From the Guidelines
For patients already on prednisone who need intravenous corticosteroids, Solu-Medrol (methylprednisolone) is generally preferred over Solu-Cortef (hydrocortisone) due to its stronger anti-inflammatory effects and lower risk of hypokalaemia 1. When converting from oral prednisone to IV steroids, use methylprednisolone at approximately 80% of the prednisone dose (e.g., 40mg prednisone converts to about 32mg methylprednisolone) due to its higher potency. Some key points to consider when choosing between Solu-Medrol and Solu-Cortef include:
- Clinical situation: Solu-Medrol is preferred for conditions like asthma exacerbations or MS flares, while Solu-Cortef provides better mineralocorticoid effects for conditions requiring blood pressure support like adrenal insufficiency.

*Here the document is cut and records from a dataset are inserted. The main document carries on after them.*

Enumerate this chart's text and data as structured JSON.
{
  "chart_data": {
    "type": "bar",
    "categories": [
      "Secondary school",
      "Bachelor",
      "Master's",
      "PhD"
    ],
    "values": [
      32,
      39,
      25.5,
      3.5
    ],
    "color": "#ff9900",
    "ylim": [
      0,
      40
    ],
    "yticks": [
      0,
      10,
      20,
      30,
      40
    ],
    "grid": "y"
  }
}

- Potency: Methylprednisolone is more potent than hydrocortisone, with a conversion ratio of approximately 1:4 (e.g., 40mg prednisone equals about 32mg methylprednisolone or 160mg hydrocortisone).

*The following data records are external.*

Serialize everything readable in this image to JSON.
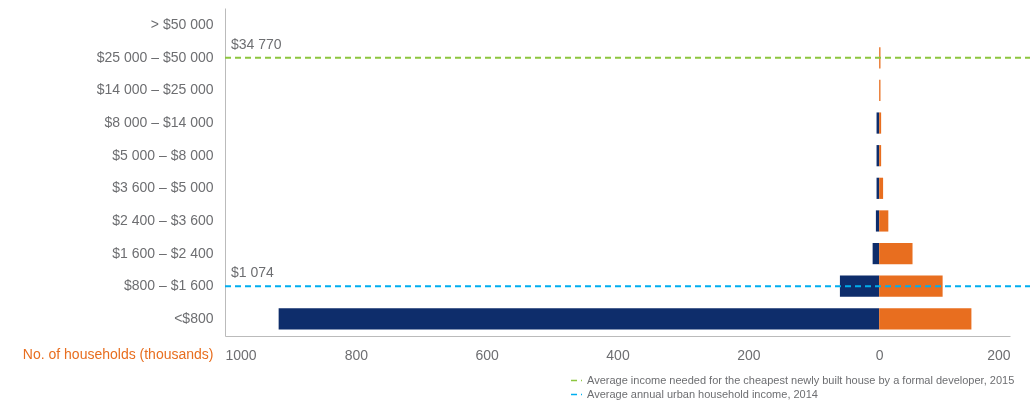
{
  "chart_data": {
    "type": "bar",
    "orientation": "horizontal",
    "xlabel": "No. of households (thousands)",
    "categories": [
      "> $50 000",
      "$25 000 – $50 000",
      "$14 000 – $25 000",
      "$8 000 – $14 000",
      "$5 000 – $8 000",
      "$3 600 – $5 000",
      "$2 400 – $3 600",
      "$1 600 – $2 400",
      "$800 – $1 600",
      "<$800"
    ],
    "series": [
      {
        "color": "#0e2d6b",
        "values": [
          0,
          0,
          0,
          -4,
          -4,
          -4,
          -5,
          -10,
          -60,
          -918
        ]
      },
      {
        "color": "#e86e1f",
        "values": [
          0,
          2,
          2,
          3,
          3,
          6,
          14,
          51,
          97,
          141
        ]
      }
    ],
    "xlim": [
      -1000,
      200
    ],
    "xticks": [
      {
        "value": -1000,
        "label": "1000"
      },
      {
        "value": -800,
        "label": "800"
      },
      {
        "value": -600,
        "label": "600"
      },
      {
        "value": -400,
        "label": "400"
      },
      {
        "value": -200,
        "label": "200"
      },
      0,
      200
    ],
    "ref_lines": [
      {
        "axis": "y",
        "value": "$25 000 – $50 000",
        "label": "Average income needed for the cheapest newly built house by a formal developer, 2015",
        "color": "#8dc63f",
        "line_style": "dashed"
      },
      {
        "axis": "y",
        "value": "$800 – $1 600",
        "label": "Average annual urban household income, 2014",
        "color": "#00aeef",
        "line_style": "dashed"
      }
    ],
    "annotations": [
      {
        "text": "$34 770",
        "y": "$25 000 – $50 000"
      },
      {
        "text": "$1 074",
        "y": "$800 – $1 600"
      }
    ],
    "legend": "bottom right",
    "grid": false,
    "stacked": true
  }
}
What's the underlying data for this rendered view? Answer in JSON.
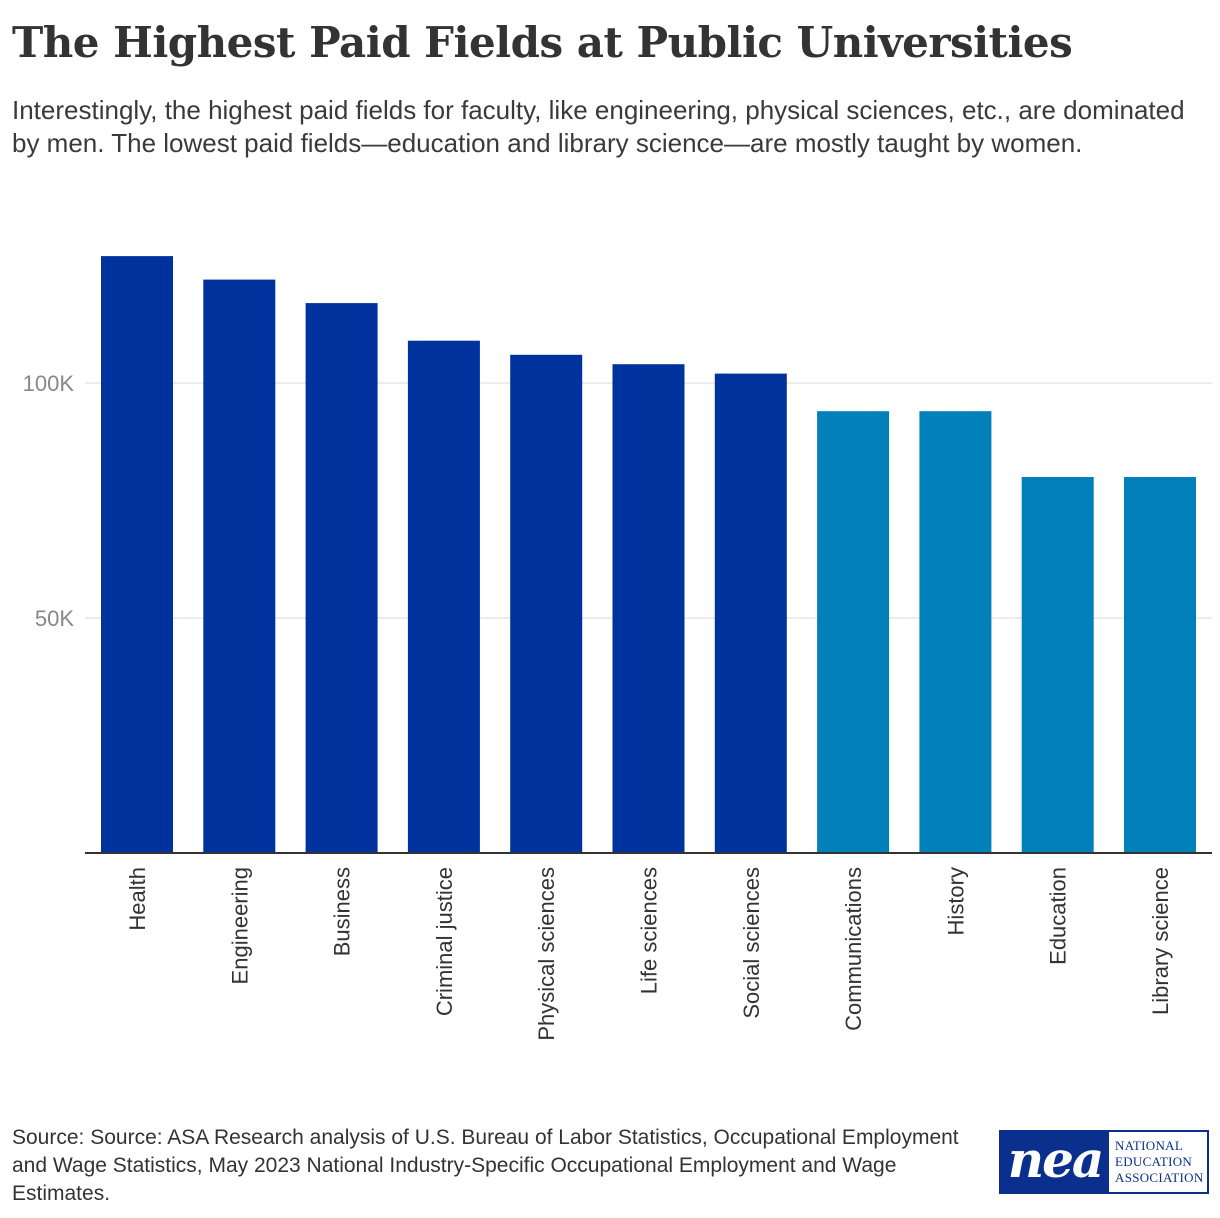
{
  "title": "The Highest Paid Fields at Public Universities",
  "subtitle": "Interestingly, the highest paid fields for faculty, like engineering, physical sciences, etc., are dominated by men. The lowest paid fields—education and library science—are mostly taught by women.",
  "source": "Source: Source: ASA Research analysis of U.S. Bureau of Labor Statistics, Occupational Employment and Wage Statistics, May 2023 National Industry-Specific Occupational Employment and Wage Estimates.",
  "logo": {
    "mark": "nea",
    "line1": "NATIONAL",
    "line2": "EDUCATION",
    "line3": "ASSOCIATION"
  },
  "colors": {
    "male_dominated": "#00329e",
    "female_dominated": "#0280ba",
    "grid": "#e6e6e6",
    "axis": "#333333"
  },
  "chart_data": {
    "type": "bar",
    "title": "The Highest Paid Fields at Public Universities",
    "xlabel": "",
    "ylabel": "",
    "ylim": [
      0,
      135000
    ],
    "grid": true,
    "yticks": [
      {
        "value": 50000,
        "label": "50K"
      },
      {
        "value": 100000,
        "label": "100K"
      }
    ],
    "categories": [
      "Health",
      "Engineering",
      "Business",
      "Criminal justice",
      "Physical sciences",
      "Life sciences",
      "Social sciences",
      "Communications",
      "History",
      "Education",
      "Library science"
    ],
    "values": [
      127000,
      122000,
      117000,
      109000,
      106000,
      104000,
      102000,
      94000,
      94000,
      80000,
      80000
    ],
    "groups": [
      "male_dominated",
      "male_dominated",
      "male_dominated",
      "male_dominated",
      "male_dominated",
      "male_dominated",
      "male_dominated",
      "female_dominated",
      "female_dominated",
      "female_dominated",
      "female_dominated"
    ]
  }
}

- Side effects: Methylprednisolone causes significantly less hypokalaemia than hydrocortisone at equivalent doses 1. When transitioning back to oral prednisone, taper according to the patient's condition and duration of steroid use to prevent adrenal suppression. It is also essential to monitor for hyperglycemia, electrolyte abnormalities, and psychiatric effects during IV steroid administration. The most recent and highest quality study supports the use of methylprednisolone as the preferred intravenous corticosteroid for patients already on prednisone 1.
From the FDA Drug Label
CLINICAL PHARMACOLOGY Glucocorticoids, naturally occurring and synthetic, are adrenocortical steroids that are readily absorbed from the gastrointestinal tract. Methylprednisolone is a potent anti-inflammatory steroid with greater anti-inflammatory potency than prednisolone and even less tendency than prednisolone to induce sodium and water retention. When high dose hydrocortisone therapy must be continued beyond 48–72 hours, hypernatremia may occur Under such circumstances, it may be desirable to replace SOLU-CORTEF with a corticoid such as methylprednisolone sodium succinate which causes little or no sodium retention.
For patients on prednisone, methylprednisolone (Solumedrol) may be a suitable alternative to hydrocortisone (Solucortef), especially when high-dose therapy is required for an extended period, due to its lower tendency to cause sodium and water retention.
- Key points:
- Methylprednisolone has greater anti-inflammatory potency than prednisolone.
- Methylprednisolone causes less sodium and water retention than prednisolone.
- Hydrocortisone may be replaced with methylprednisolone sodium succinate to avoid hypernatremia when high-dose therapy is continued beyond 48-72 hours 2 3.
From the Research
Corticosteroid Options for Patients on Prednisone
- Solumedrol (methylprednisolone) and Solucortef (hydrocortisone) are two corticosteroid options that can be considered for patients on prednisone 4.
- The choice between Solumedrol and Solucortef depends on various factors, including the patient's medical condition, the severity of their symptoms, and their individual response to different corticosteroids.
Potency and Efficacy of Corticosteroids
- Studies have shown that methylprednisolone (Solumedrol) is a more potent corticosteroid than hydrocortisone (Solucortef) 4.
- Methylprednisolone has been shown to be more effective in suppressing lymphocyte activity in vitro, indicating its higher immunosuppressive potency 4.
- However, the use of methylprednisolone has also been associated with greater hyperglycemia compared to hydrocortisone, particularly in hospitalized patients 5.
Considerations for Patients on Prednisone
- Patients on prednisone who require additional corticosteroid therapy should be carefully evaluated to determine the best course of treatment 6.
- The use of stress doses of corticosteroids in patients on prednisone undergoing surgery is not always necessary, and the decision to use stress doses should be made on a case-by-case basis 6.
- The metabolism of systemically administered corticosteroids, including prednisone, can vary depending on the specific corticosteroid used and the individual patient's characteristics 7.